In summary, our findings challenge the notion that TANGO2 functions as a heme chaperone. Instead, and consistent with growing clinical evidence, they support a model in which TANGO2 may help mitigate cellular stress and maintain mitochondrial function under conditions of redox imbalance (Figure 5). Clearly, further work is needed to define the precise role of this highly conserved protein as we work to develop effective treatments for patients with TDD.

Proposed model of TANGO2 and its homologs acting as stress-responsive mediators of mitochondrial dysfunction.
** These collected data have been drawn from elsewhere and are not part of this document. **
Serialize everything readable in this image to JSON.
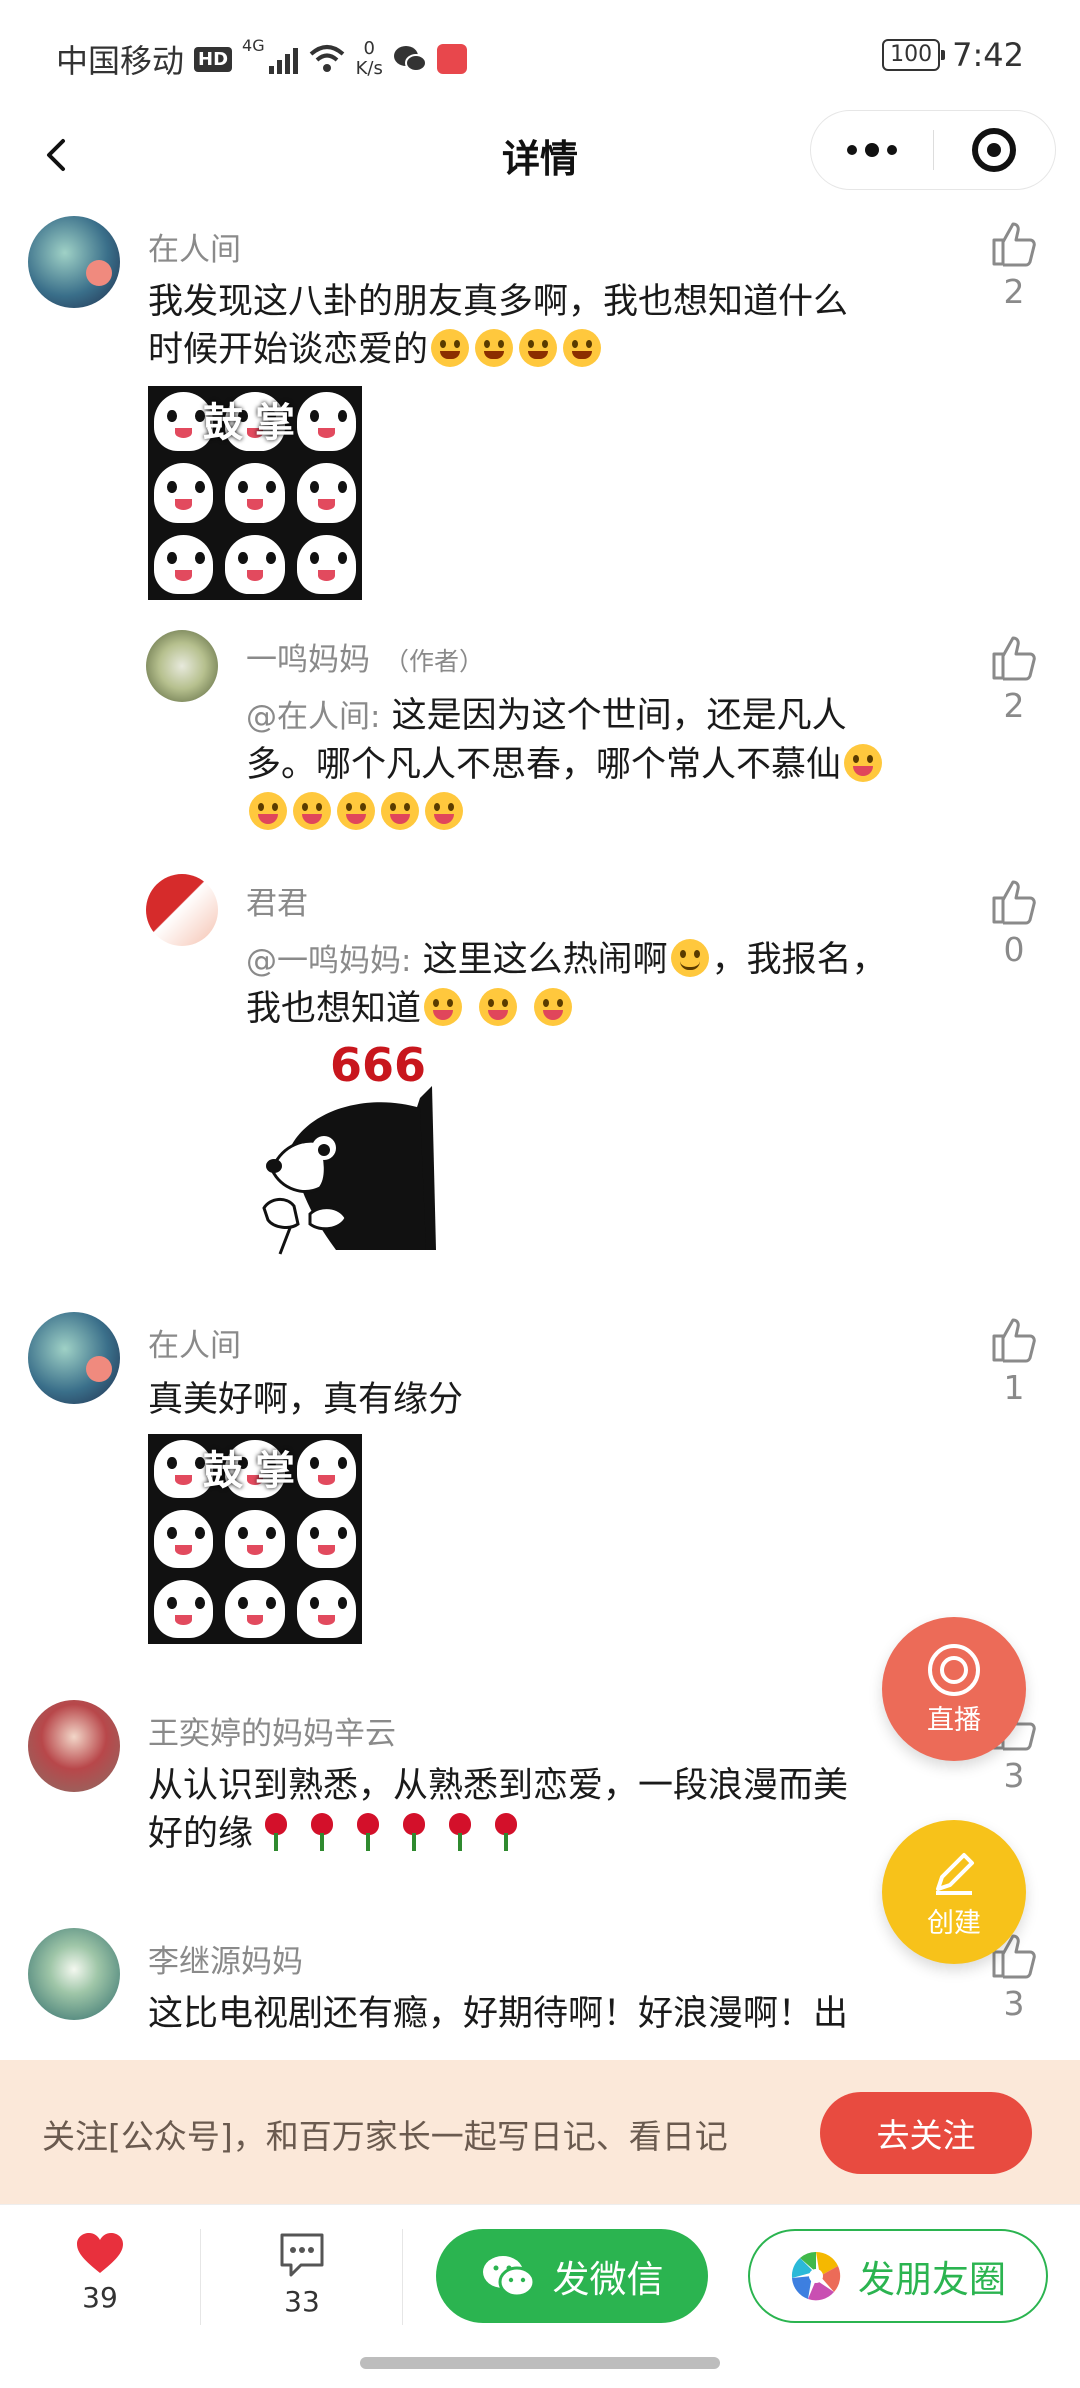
{
  "status_bar": {
    "carrier": "中国移动",
    "hd": "HD",
    "network": "4G",
    "speed_value": "0",
    "speed_unit": "K/s",
    "battery": "100",
    "time": "7:42"
  },
  "nav": {
    "title": "详情"
  },
  "comments": [
    {
      "name": "在人间",
      "text_line1": "我发现这八卦的朋友真多啊，我也想知道什么",
      "text_line2": "时候开始谈恋爱的",
      "likes": "2",
      "sticker_caption": "鼓掌"
    },
    {
      "name": "一鸣妈妈",
      "author_tag": "（作者）",
      "mention": "@在人间:",
      "text_line1": "这是因为这个世间，还是凡人",
      "text_line2": "多。哪个凡人不思春，哪个常人不慕仙",
      "likes": "2"
    },
    {
      "name": "君君",
      "mention": "@一鸣妈妈:",
      "text_line1": "这里这么热闹啊",
      "text_line1b": "，我报名，",
      "text_line2": "我也想知道",
      "likes": "0",
      "sticker_caption": "666"
    },
    {
      "name": "在人间",
      "text_line1": "真美好啊，真有缘分",
      "likes": "1",
      "sticker_caption": "鼓掌"
    },
    {
      "name": "王奕婷的妈妈辛云",
      "text_line1": "从认识到熟悉，从熟悉到恋爱，一段浪漫而美",
      "text_line2": "好的缘",
      "likes": "3"
    },
    {
      "name": "李继源妈妈",
      "text_line1": "这比电视剧还有瘾，好期待啊！好浪漫啊！出",
      "likes": "3"
    }
  ],
  "fab": {
    "live": "直播",
    "create": "创建"
  },
  "follow_banner": {
    "text": "关注[公众号]，和百万家长一起写日记、看日记",
    "button": "去关注"
  },
  "bottom_bar": {
    "likes": "39",
    "comments": "33",
    "wechat": "发微信",
    "moments": "发朋友圈"
  },
  "colors": {
    "live_fab": "#ec6b58",
    "create_fab": "#f7c21a",
    "follow_button": "#e84b40",
    "wechat_green": "#2bb450",
    "heart_red": "#e8303d"
  }
}
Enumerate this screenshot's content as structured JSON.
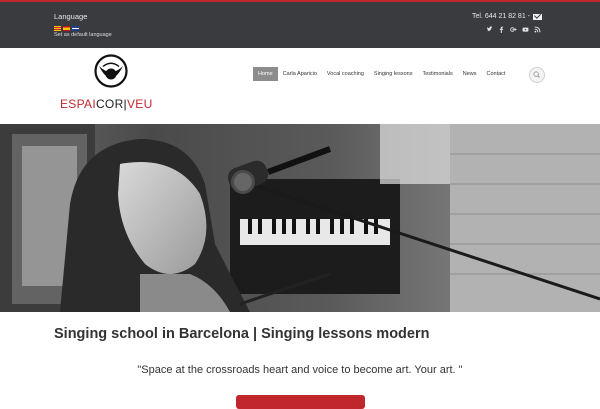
{
  "topbar": {
    "language_title": "Language",
    "set_default": "Set as default language",
    "phone": "Tel. 644 21 82 81 -",
    "flags": [
      "catalan-flag-icon",
      "spanish-flag-icon",
      "english-flag-icon"
    ],
    "socials": [
      "twitter-icon",
      "facebook-icon",
      "google-plus-icon",
      "youtube-icon",
      "rss-icon"
    ]
  },
  "logo": {
    "part1": "ESPAI",
    "part2": "COR",
    "part3": "VEU"
  },
  "nav": {
    "items": [
      "Home",
      "Carla Aparicio",
      "Vocal coaching",
      "Singing lessons",
      "Testimonials",
      "News",
      "Contact"
    ],
    "active": "Home"
  },
  "main": {
    "title": "Singing school in Barcelona | Singing lessons modern",
    "quote": "\"Space at the crossroads heart and voice to become art. Your art. \""
  },
  "colors": {
    "accent": "#c0272d",
    "topbar_bg": "#3a3b3f",
    "nav_active_bg": "#8c8c8c"
  }
}
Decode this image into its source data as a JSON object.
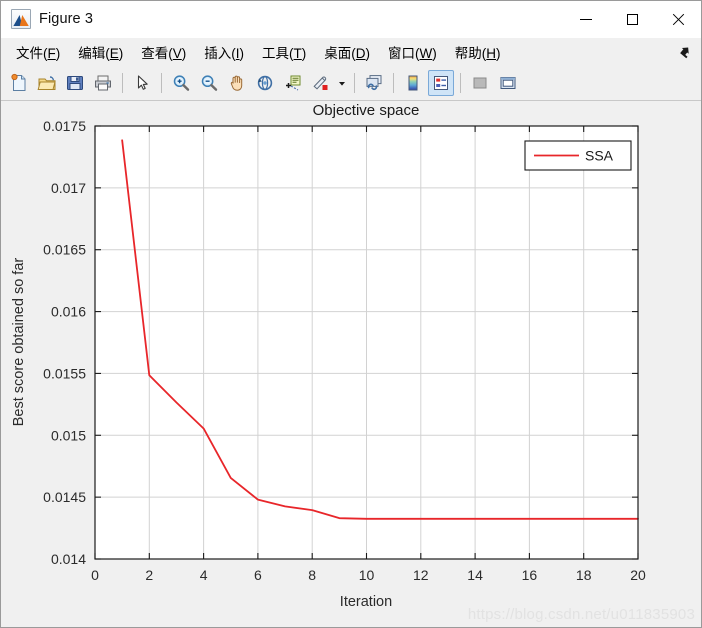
{
  "window": {
    "title": "Figure 3",
    "icon": "matlab-figure-icon",
    "controls": {
      "minimize": "minimize-button",
      "maximize": "maximize-button",
      "close": "close-button"
    }
  },
  "menubar": {
    "items": [
      {
        "label": "文件(F)",
        "text": "文件(",
        "accel": "F",
        "tail": ")"
      },
      {
        "label": "编辑(E)",
        "text": "编辑(",
        "accel": "E",
        "tail": ")"
      },
      {
        "label": "查看(V)",
        "text": "查看(",
        "accel": "V",
        "tail": ")"
      },
      {
        "label": "插入(I)",
        "text": "插入(",
        "accel": "I",
        "tail": ")"
      },
      {
        "label": "工具(T)",
        "text": "工具(",
        "accel": "T",
        "tail": ")"
      },
      {
        "label": "桌面(D)",
        "text": "桌面(",
        "accel": "D",
        "tail": ")"
      },
      {
        "label": "窗口(W)",
        "text": "窗口(",
        "accel": "W",
        "tail": ")"
      },
      {
        "label": "帮助(H)",
        "text": "帮助(",
        "accel": "H",
        "tail": ")"
      }
    ],
    "dock_icon": "undock-arrow-icon"
  },
  "toolbar": {
    "buttons": [
      {
        "name": "new-figure-icon",
        "active": false
      },
      {
        "name": "open-file-icon",
        "active": false
      },
      {
        "name": "save-figure-icon",
        "active": false
      },
      {
        "name": "print-figure-icon",
        "active": false
      },
      {
        "name": "pointer-arrow-icon",
        "active": false
      },
      {
        "name": "zoom-in-icon",
        "active": false
      },
      {
        "name": "zoom-out-icon",
        "active": false
      },
      {
        "name": "pan-hand-icon",
        "active": false
      },
      {
        "name": "rotate-3d-icon",
        "active": false
      },
      {
        "name": "data-cursor-icon",
        "active": false
      },
      {
        "name": "brush-data-icon",
        "active": false
      },
      {
        "name": "brush-dropdown-icon",
        "active": false
      },
      {
        "name": "link-data-icon",
        "active": false
      },
      {
        "name": "colorbar-icon",
        "active": false
      },
      {
        "name": "legend-icon",
        "active": true
      },
      {
        "name": "hide-plot-tools-icon",
        "active": false
      },
      {
        "name": "show-plot-tools-icon",
        "active": false
      }
    ]
  },
  "watermark": "https://blog.csdn.net/u011835903",
  "chart_data": {
    "type": "line",
    "title": "Objective space",
    "xlabel": "Iteration",
    "ylabel": "Best score obtained so far",
    "xlim": [
      0,
      20
    ],
    "ylim": [
      0.014,
      0.0175
    ],
    "xticks": [
      0,
      2,
      4,
      6,
      8,
      10,
      12,
      14,
      16,
      18,
      20
    ],
    "xticklabels": [
      "0",
      "2",
      "4",
      "6",
      "8",
      "10",
      "12",
      "14",
      "16",
      "18",
      "20"
    ],
    "yticks": [
      0.014,
      0.0145,
      0.015,
      0.0155,
      0.016,
      0.0165,
      0.017,
      0.0175
    ],
    "yticklabels": [
      "0.014",
      "0.0145",
      "0.015",
      "0.0155",
      "0.016",
      "0.0165",
      "0.017",
      "0.0175"
    ],
    "grid": true,
    "legend": {
      "position": "top-right",
      "entries": [
        "SSA"
      ]
    },
    "series": [
      {
        "name": "SSA",
        "color": "#e8262a",
        "x": [
          1,
          2,
          3,
          4,
          5,
          6,
          7,
          8,
          9,
          10,
          11,
          12,
          13,
          14,
          15,
          16,
          17,
          18,
          19,
          20
        ],
        "values": [
          0.017385,
          0.015485,
          0.015265,
          0.015055,
          0.014655,
          0.01448,
          0.014425,
          0.014395,
          0.01433,
          0.014325,
          0.014325,
          0.014325,
          0.014325,
          0.014325,
          0.014325,
          0.014325,
          0.014325,
          0.014325,
          0.014325,
          0.014325
        ]
      }
    ]
  }
}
(A) Paraquat exposure and heme deficiency each induce reactive oxygen species (ROS) formation, mitochondrial stress, and enrichment of hrg-9 in C. elegans. TANGO2 and its homologs may help mitigate mitochondrial stress under these conditions, though the exact function of these proteins remains unknown. (B) Physiological triggers such as fasting or illness also precipitate oxidative stress in the absence of TANGO2. Abnormal lipid profiles have been observed in multiple models of TANGO2 deficiency in the setting of impaired lipid mobilization and reduced fatty acid oxidation. In humans, loss of TANGO2 results in a complex clinical syndrome reminiscent of multiple secondary mitochondrial disorders. In C. elegans, loss of hrg-9 and hrg-10 induces a phenotype previously observed in nematode strains exhibiting mitochondrial dysfunction. Created with BioRender.com.